「弱音を吐くな、笑顔でいろよ」怪我から復帰の巨人期待の主軸候補が胸に刻む言葉

巨人・山下航汰【写真提供:読売巨人軍】
巨人・山下航汰【写真提供:読売巨人軍】

リハビリ期間中に見ていた1軍左腕の一生懸命な練習姿

 貴重な時間は他にもあった。同じようにけがで育成契約となった左腕・高木京介投手がリハビリをしている時だった。

「京介さんはすごいなと思いました。育成契約になることが決まった次の日も、普通にやるべきことを表情ひとつ変えず、黙々とやっていました。辛かったはずですし、苦しい練習しているのに、全然、苦しそうじゃない。見ていて、やっぱり1軍の選手なんだと思いました」

 自分はどうだろうか。大好きな野球が奪われ、下を向いていた日々を思い出す。思うように患部が完治せず、ストレスばかりが溜まっていく。5月末にけがをしてから、7月までは気持ちが前をなかなか向かなかった。

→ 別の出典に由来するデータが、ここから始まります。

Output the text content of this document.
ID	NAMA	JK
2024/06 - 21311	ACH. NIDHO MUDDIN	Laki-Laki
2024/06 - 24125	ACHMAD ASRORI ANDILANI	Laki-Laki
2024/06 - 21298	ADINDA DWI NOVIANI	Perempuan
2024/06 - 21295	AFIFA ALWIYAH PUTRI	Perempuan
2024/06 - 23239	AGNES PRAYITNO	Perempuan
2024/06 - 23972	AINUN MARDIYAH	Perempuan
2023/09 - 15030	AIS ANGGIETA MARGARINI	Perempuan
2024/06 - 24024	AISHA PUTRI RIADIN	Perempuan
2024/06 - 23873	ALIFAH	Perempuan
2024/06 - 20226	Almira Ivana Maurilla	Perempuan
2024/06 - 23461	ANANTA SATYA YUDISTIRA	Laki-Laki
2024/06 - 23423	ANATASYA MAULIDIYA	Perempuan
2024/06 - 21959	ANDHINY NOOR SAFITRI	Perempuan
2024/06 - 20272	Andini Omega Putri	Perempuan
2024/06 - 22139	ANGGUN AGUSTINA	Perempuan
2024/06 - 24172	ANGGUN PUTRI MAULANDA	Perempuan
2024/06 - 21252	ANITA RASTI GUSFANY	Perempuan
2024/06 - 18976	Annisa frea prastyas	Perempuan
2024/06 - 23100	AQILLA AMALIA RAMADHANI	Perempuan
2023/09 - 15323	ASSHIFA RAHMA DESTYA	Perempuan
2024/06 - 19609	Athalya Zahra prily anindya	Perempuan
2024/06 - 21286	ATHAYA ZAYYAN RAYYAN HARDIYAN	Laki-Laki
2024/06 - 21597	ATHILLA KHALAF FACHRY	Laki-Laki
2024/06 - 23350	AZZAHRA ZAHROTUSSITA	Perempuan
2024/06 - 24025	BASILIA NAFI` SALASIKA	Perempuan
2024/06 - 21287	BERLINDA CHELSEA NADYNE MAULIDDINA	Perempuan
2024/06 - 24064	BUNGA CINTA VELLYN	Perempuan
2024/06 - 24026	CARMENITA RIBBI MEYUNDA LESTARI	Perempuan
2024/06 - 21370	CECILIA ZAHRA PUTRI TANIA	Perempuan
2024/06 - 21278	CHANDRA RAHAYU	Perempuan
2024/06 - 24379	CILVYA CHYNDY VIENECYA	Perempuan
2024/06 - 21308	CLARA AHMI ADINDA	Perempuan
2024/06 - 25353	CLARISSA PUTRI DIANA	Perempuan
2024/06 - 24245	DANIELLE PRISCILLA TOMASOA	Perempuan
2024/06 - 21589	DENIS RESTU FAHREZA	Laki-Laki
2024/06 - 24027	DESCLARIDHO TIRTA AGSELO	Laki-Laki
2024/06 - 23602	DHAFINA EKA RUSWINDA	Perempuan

「(けがが重なり)なんで、僕だけなんだろう……と思ったりもしていました。9月くらいにようやく治ってきて、野球ができるようになり、気持ちは戻っては来ましたが、結構、メンタルはやられていました」

 若手選手は負傷した主力選手がファーム施設でリハビリをする姿を見ることがある。1軍選手はそこで“真価”が問われる。自暴自棄になっていないか、けがをした時点よりもパワーアップしているか、前を見据えているのか……。巨人に限ったことではないが、チームはそのような歴史が繰り返されている。原、桑田、高橋由、小笠原、阿部、二岡……強い選手を作る球団の系譜は受け継がれたのかもしれない。

 もしも、下を向いているあの時の自分に声をかけられるとすれば、どのように声をかけてあげるだろうか?

「弱音を吐くな、笑顔でいろよ!……ですかね(笑)」

 これから成長の階段を昇っていく山下にとって、決して無駄な時間ではなかった。

「まだ(オープン戦)数試合ですけど、成長できたのかなと思います。まずは今あるチャンスを確実にものにして、支配下選手になって、1軍の試合に出ている姿を見せたいと思います。これからも自分との戦いです」

 インタビューを終えると、全体練習に先駆けて、ウエートトレーニングをするために部屋を出た。将来の主軸候補として期待を抱いた1年前よりも、精神的に強くなって、山下は戻ってきた。